Relationships with mothers can be very complicated. On one hand, if we are alive today we know it would have not been possible without her. But at the same time, a strained relationship can induce feelings of pain, frustration, anger, guilt and worthlessness. Since I do not know the details of your relationship, I will offer you some recommendations for a few different scenarios.  My first suggestion would be to have a heart to heart with your mother, and let her know how you feel. Parents tend to displace their distress from other aspects of life (couple relationship, work, etc.) and direct them toward their children without even realizing that they are doing so, or how deeply it can affect their children. Sometimes an honest and vulnerable conversation with your mother alone can be a catalyst for change. In this conversation I would primarily focus on your feelings of being unwanted by her and how much you need her understanding, love and affection. Working towards developing a secure relationship with her first will make it easier to resolve additional issues. If you find she is not receptive to conversations like this, I would encourage you to speak to other trusted adults who can advocate for you, and/or be a source of support and comfort for you when there is tension. Sometimes the best approach with difficult, and critical parents is to be firm yet loving. Let her know how much you love and respect her and at the same time let her know very clearly that there are certain behaviors that are damaging to your relationship and well-being.
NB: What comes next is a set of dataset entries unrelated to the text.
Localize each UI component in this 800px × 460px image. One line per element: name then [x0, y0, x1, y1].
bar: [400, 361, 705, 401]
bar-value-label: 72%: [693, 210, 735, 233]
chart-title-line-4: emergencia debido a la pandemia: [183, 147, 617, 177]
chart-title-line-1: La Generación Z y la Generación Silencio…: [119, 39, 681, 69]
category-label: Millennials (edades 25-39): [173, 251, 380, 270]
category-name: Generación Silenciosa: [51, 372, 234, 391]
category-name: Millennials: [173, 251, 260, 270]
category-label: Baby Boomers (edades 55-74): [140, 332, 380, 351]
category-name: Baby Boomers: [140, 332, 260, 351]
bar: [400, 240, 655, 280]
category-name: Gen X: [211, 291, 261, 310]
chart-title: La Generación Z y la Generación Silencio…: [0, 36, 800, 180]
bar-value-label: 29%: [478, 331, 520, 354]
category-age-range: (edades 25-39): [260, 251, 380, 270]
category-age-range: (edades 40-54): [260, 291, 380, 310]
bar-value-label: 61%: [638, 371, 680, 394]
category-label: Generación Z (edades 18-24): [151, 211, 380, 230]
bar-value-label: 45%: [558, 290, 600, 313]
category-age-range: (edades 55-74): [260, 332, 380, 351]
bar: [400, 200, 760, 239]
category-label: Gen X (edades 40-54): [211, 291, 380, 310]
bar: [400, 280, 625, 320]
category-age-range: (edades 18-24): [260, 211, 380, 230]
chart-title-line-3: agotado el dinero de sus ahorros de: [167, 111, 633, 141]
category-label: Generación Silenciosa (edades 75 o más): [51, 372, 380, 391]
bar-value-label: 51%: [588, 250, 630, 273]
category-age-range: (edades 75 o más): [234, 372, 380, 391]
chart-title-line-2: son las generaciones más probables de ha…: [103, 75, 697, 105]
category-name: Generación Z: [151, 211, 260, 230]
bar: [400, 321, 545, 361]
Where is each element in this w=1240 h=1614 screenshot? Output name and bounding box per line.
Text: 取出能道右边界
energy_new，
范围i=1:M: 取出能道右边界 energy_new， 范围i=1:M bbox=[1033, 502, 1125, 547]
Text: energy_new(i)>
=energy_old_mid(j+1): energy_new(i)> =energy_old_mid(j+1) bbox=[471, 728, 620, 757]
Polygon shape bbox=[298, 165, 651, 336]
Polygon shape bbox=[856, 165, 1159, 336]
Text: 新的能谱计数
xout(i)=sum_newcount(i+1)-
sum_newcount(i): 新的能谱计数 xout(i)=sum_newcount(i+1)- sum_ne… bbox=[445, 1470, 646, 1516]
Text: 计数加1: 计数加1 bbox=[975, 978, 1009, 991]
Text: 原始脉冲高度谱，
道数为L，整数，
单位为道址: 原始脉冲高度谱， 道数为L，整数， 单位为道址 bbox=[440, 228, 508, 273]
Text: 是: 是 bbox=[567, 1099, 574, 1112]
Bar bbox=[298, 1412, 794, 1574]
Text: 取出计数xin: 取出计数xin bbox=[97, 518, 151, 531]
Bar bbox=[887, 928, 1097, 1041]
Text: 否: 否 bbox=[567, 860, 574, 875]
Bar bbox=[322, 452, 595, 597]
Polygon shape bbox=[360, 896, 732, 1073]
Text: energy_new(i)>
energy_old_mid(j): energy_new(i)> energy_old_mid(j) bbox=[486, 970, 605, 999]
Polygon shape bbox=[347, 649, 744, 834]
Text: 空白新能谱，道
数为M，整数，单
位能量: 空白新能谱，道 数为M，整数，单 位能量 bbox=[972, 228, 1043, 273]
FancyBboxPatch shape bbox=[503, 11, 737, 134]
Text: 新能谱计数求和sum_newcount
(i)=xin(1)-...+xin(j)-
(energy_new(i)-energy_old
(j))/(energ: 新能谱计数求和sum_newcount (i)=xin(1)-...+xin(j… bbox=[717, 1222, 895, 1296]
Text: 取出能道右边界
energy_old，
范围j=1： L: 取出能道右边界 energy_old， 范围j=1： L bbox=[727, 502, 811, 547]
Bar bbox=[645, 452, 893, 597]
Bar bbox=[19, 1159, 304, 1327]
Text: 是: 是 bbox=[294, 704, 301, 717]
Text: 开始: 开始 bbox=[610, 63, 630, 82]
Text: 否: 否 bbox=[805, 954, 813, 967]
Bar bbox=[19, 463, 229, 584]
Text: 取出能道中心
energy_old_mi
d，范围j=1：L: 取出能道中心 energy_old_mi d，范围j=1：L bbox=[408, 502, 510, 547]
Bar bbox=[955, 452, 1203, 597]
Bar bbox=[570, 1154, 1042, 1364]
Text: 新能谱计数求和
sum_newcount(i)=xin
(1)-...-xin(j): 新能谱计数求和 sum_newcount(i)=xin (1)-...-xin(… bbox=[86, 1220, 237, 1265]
In cases of emotional abuse where a parent is using emotional manipulation as a tool for control, I would do everything you can to protect yourself. Again, be very firm about your intolerance for yelling, insulting, etc. and disengage from these types of interactions as much as you can. A very good article on identifying and coping with emotional abuse can be found here:

In cases where the abuser is not changing, there is intense emotional abuse, and you have no where else to go, you need to lay low. Try to create a support network and a long-term plan for becoming financially independent so you can distance yourself from the situation as quickly as realistically possible. It is easier and more plausible to improve a relationship when both parties are on somewhat of an equal footing and one person is not entirely dependent on the other. At which point you would work on establishing boundaries in the relationship.  It is in our religion to be respectful toward our parents. But there is no obligation upon any soul to be trapped in a situation where they are being treated unjustly, and their mental health and well-being is compromised. No matter where your relationship with your mother lies on the spectrum of distress and conflict, I highly recommend working with a therapist or a counselor to help facilitate these conversations. Additionally, your mother’s boyfriend being in the picture adds another layer of complexity which can also be best navigated with a professional. May Allah grant you the wisdom, strength, and courage to improve your relationship and ease your pain.